The recent debacle surrounding the Michigan football team’s handling of sophomore quarterback Shane Morris’ health inevitably turns the discussion toward concussions and player safety policies. A recently released study found that of 79 deceased NFL players whose brains were examined, 76 had chronic traumatic encephalopathy, a degenerative brain disease. Of a larger pool including 128 former professional, semi-pro, college and high school players, 80 percent tested positive for CTE. Concussions can also have serious consequences in the short term, as a second hit to the head of a concussed player can result in serious permanent injury or death. The standard line is that protecting student-athletes is a priority for the University and the NCAA, but these institutions must prove this through action rather than words.

The NCAA’s official concussion policy contains guidelines that each of its member schools must follow. These policies mandate that institutions have a yearly concussion education session for players, a process for taking players out of games when they exhibit “signs, symptoms or behaviors consistent with a concussion,” a policy that prohibits concussed athletes from returning to athletic activity for the rest of the day and a policy that requires medical clearance for concussed athletes wishing to return to athletic activity. These steps are important, but there remains a lack of oversight and ability to enforce these guidelines. For an issue as important as player safety, unenforced guidelines that are followed at the schools’ discretion lack the power and enforceability that would come with clearly defined rules and subsequent consequences for failure to comply. Otherwise, the policy not only poses a risk to players’ careers, but also to their lives.

The University and NCAA must also be proactive in addressing the growing problem of concussions. Recently, the lack of a proper response to the issue led to a $70-million settlement by the NCAA in a class action lawsuit. Pursuing new helmet technology that aids in concussion detection from helmet-makers such as Riddell and Xenith should be enthusiastically backed by the NCAA. With the potential unreliability of on-field concussion examinations, the NCAA should also support new testing protocols such as a proposed breathalyzer test that can detect concussions.

At his press conference after Saturday’s loss against Minnesota, Michigan football coach Brady Hoke commented on Morris’ injury, later determined to be a concussion, saying he’s a “tough kid” and “if he didn’t want to (play) he would’ve come to the sideline or stayed down.” However, athletes are immersed in a culture of toughness and playing through injury, and often come off the field only as a last resort. Hoke’s comments reinforce this drive to be tough at the risk of personal safety. Because of this mindset, important decisions that impact player safety cannot be left up to players alone. These decisions not only fall on the coaching staff and medical teams on the sideline, but also on the NCAA and its conferences to make sure schools follow through on the commitment to the health and well-being of its student-athletes.

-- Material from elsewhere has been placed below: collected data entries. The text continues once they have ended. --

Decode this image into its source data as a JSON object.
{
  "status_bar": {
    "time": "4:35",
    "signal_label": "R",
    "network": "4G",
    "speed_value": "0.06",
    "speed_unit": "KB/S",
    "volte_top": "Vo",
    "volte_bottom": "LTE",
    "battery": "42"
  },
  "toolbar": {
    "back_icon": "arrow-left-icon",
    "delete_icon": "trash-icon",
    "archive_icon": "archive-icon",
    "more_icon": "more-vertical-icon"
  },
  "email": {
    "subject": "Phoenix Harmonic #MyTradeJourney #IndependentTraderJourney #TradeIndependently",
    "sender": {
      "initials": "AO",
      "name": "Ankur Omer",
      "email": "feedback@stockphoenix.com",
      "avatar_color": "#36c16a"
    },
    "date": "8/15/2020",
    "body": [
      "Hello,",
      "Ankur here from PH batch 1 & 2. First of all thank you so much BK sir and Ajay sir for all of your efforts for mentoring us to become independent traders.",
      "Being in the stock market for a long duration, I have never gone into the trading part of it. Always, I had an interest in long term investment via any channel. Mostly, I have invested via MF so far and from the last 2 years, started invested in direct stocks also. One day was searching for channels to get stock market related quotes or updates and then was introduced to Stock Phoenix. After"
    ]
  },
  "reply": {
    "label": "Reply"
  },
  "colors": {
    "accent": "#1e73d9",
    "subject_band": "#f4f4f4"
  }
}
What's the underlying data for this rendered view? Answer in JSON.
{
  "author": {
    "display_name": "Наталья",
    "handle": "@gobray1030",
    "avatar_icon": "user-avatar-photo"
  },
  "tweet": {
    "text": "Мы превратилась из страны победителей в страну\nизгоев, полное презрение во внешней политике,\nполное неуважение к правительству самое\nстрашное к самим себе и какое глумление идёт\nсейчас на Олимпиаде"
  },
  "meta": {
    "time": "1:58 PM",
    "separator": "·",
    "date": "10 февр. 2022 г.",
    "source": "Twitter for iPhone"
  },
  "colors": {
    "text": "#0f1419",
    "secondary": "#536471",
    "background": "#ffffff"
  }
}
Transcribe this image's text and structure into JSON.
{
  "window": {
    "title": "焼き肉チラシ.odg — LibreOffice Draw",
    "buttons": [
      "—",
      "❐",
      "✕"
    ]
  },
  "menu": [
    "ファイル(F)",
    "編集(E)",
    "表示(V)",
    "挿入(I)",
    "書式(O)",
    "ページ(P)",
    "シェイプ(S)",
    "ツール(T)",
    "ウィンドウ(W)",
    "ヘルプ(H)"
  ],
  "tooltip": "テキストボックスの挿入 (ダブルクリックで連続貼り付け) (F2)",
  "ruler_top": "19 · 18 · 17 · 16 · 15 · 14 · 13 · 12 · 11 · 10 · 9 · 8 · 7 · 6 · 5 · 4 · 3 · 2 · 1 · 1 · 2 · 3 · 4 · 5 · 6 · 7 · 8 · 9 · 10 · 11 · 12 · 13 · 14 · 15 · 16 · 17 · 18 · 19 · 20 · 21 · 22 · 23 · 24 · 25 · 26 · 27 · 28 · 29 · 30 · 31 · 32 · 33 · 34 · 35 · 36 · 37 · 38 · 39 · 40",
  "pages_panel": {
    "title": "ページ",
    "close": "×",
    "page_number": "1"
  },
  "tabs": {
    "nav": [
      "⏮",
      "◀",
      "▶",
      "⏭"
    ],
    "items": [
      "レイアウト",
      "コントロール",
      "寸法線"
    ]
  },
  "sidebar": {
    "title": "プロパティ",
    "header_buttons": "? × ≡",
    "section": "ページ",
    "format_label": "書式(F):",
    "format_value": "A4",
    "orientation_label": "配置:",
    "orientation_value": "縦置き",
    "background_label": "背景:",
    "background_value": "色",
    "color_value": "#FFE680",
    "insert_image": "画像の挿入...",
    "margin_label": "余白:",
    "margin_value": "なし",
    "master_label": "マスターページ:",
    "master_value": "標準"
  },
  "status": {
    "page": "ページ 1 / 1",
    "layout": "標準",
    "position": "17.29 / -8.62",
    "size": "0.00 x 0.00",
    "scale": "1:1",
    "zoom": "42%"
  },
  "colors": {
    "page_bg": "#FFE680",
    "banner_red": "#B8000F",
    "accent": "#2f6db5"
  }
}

In order to help remove the human element from determining whether a potentially concussed player should be removed from a game, the NCAA should expand the types of situations in which such a removal must take place. Currently, a player must leave the field if his helmet comes off during a play, but this rule should be expanded to include players involved in helmet-to-helmet contact penalties and any other flagged penalties involving a hit to the helmet, such as roughing the passer. This would give the medical staff an opportunity for a quick check for any signs of concussion-like symptoms, which, if found, would then allow them to conduct the full concussion assessment. Since the hit on Morris was flagged, this expansion of the rules would have forced him to leave the field for a play. Michigan is also instituting a plan starting with Saturday’s game vs. Rutgers to have a health professional in the press box to look for potential player injuries and have two-way radio communication between the sideline staff and the press box. This setup, proven necessary by the Morris incident, should not just be a standard for Michigan, but across college football.

While the situation with Morris was a huge mistake, it also serves as a wakeup call for the University and for other schools around the country to prevent repeats of the situation and continue to make player safety a priority. Better concussion protocol is essential for players’ futures, both on the field and off.